US approach to CMYK simulation for RGB / Lab late binding workflow
US approach to CMYK simulation for RGB / Lab late binding workflow
- Subject: US approach to CMYK simulation for RGB / Lab late binding workflow
- From: Henrik Holmegaard <email@hidden>
- Date: Tue, 12 Mar 2002 12:48:41 +0100
Martin Bailey <email@hidden> wrote:
I am continually surprised by the contention from both Americans and
Canadians that ISO standards don't apply to them because they are 'European'.
ISO is the International Standards Organization. ISO 12647 is developed by
ISO TC130 WG3, which usually includes roughly equal numbers of
representatives from the USA*, Europe and Japan. It's intended to be just
as applicable in North America as anywhere else, and a lot of work has been
expended in ensuring that it's suitable for ink sets used around the world,
and that positive/negative working doesn't prevent printers matching it.

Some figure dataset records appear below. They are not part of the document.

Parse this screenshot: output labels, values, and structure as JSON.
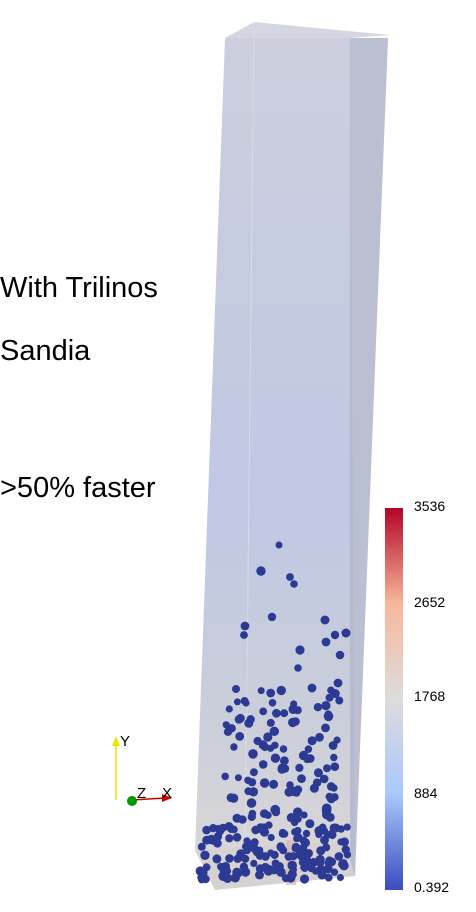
{
  "captions": {
    "line1": "With Trilinos",
    "line2": "Sandia",
    "line3": ">50%  faster"
  },
  "colorbar": {
    "ticks": [
      "3536",
      "2652",
      "1768",
      "884",
      "0.392"
    ],
    "colors": [
      "#b40426",
      "#f7b89c",
      "#dddcdc",
      "#aac7fd",
      "#3b4cc0"
    ]
  },
  "axes": {
    "y_label": "Y",
    "z_label": "Z",
    "x_label": "X",
    "y_color": "#e6e600",
    "x_color": "#cc0000",
    "z_color": "#009900"
  },
  "particle_color": "#2d3a94",
  "box_color": "#c5cad8"
}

(I'm cross-posting, but the discussion came out of the ColorSync
Users List and has its roots here.)
The right approach is to ask Adobe to change the naming of its
bundled ISO and TROO1 profiles. This is the first and major stumbling
block: The simplicity of calling the same thing by the same word in
all system ICC profile folders.
If a company uses the ISO and TR001 reference characterization data
to offer its users standards-based simulation and output profiles for
late binding workflows, then it makes little sense not to educate the
user as to the background of the characterization data.
Moreover, FOGRA is right that the concept of targetting solely for
TR001 is not optimal. TR001 though a colorimetric target which
supports separation and simulation within the ICC framework, remains
a gamut smaller than a printing press run to ISO 12647-2 paper type 1
and paper type 2 is capable of.
Personally, I kind of doubt that users realize they are reducing the
gamut of their RGB / Lab originals to much less than may be
necessary. The reason is that they don't have a concept of how many
gamuts the same printing press is capable of. This is going to change
rapidly as 3D gamut comparison becomes standard.